British Psychiatrist Anthony Daniels (who writes under the pen name Theodore Dalrymple) has recently released a book to assert the obvious: Admirable Evasions: How Psychology Undermines Morality.

From an interview about the book, he answers:

Q: You lead with Shakespeare’s King Lear saying mental illness is ‘the excellent foppery of the world, that when we are sick in fortune…we (blame) the sun, the moon and the stars.’

A: Four hundred years later, it’s still true, but we blame psychology instead of astrology. We call it progress. Literature is far more illuminating into the human condition than psychology could ever hope to be.”

The book looks fascinating:

In Admirable Evasions, Theodore Dalrymple explains why human self-understanding has not been bettered by the false promises of the different schools of psychological thought.

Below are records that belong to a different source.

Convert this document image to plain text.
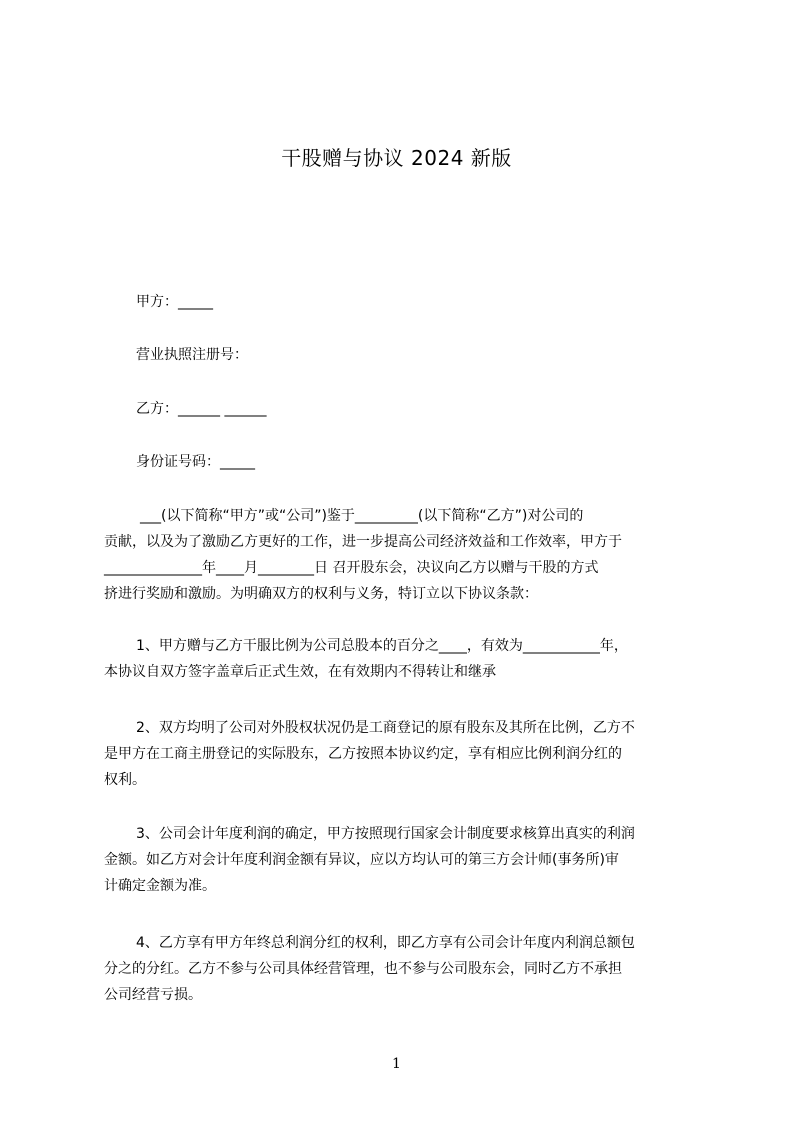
干股赠与协议 2024 新版
甲方：_____
营业执照注册号：
乙方：______ ______
身份证号码：_____
___(以下简称“甲方”或“公司”)鉴于_________(以下简称“乙方”)对公司的
贡献，以及为了激励乙方更好的工作，进一步提高公司经济效益和工作效率，甲方于
______________年____月________日 召开股东会，决议向乙方以赠与干股的方式
挤进行奖励和激励。为明确双方的权利与义务，特订立以下协议条款：
1、甲方赠与乙方干服比例为公司总股本的百分之____，有效为___________年，
本协议自双方签字盖章后正式生效，在有效期内不得转让和继承
2、双方均明了公司对外股权状况仍是工商登记的原有股东及其所在比例，乙方不
是甲方在工商主册登记的实际股东，乙方按照本协议约定，享有相应比例利润分红的
权利。
3、公司会计年度利润的确定，甲方按照现行国家会计制度要求核算出真实的利润
金额。如乙方对会计年度利润金额有异议，应以方均认可的第三方会计师(事务所)审
计确定金额为准。
4、乙方享有甲方年终总利润分红的权利，即乙方享有公司会计年度内利润总额包
分之的分红。乙方不参与公司具体经营管理，也不参与公司股东会，同时乙方不承担
公司经营亏损。
1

Most psychological explanations of human behavior are not only ludicrously inadequate oversimplifications, argues Dalrymple, they are socially harmful in that they allow those who believe in them to evade personal responsibility for their actions and to put the blame on a multitude of scapegoats: on their childhood, their genes, their neurochemistry, even on evolutionary pressures.

Dalrymple reveals how the fashionable schools of psychoanalysis, behaviorism, modern neuroscience, and evolutionary psychology all prevent the kind of honest self-examination that is necessary to the formation of human character. Instead, they promote self-obsession without self-examination, and the gross overuse of medicines that affect the mind.

Admirable Evasions also considers metaphysical objections to the assumptions of psychology, and suggests that literature is a far more illuminating window into the human condition than psychology could ever hope to be.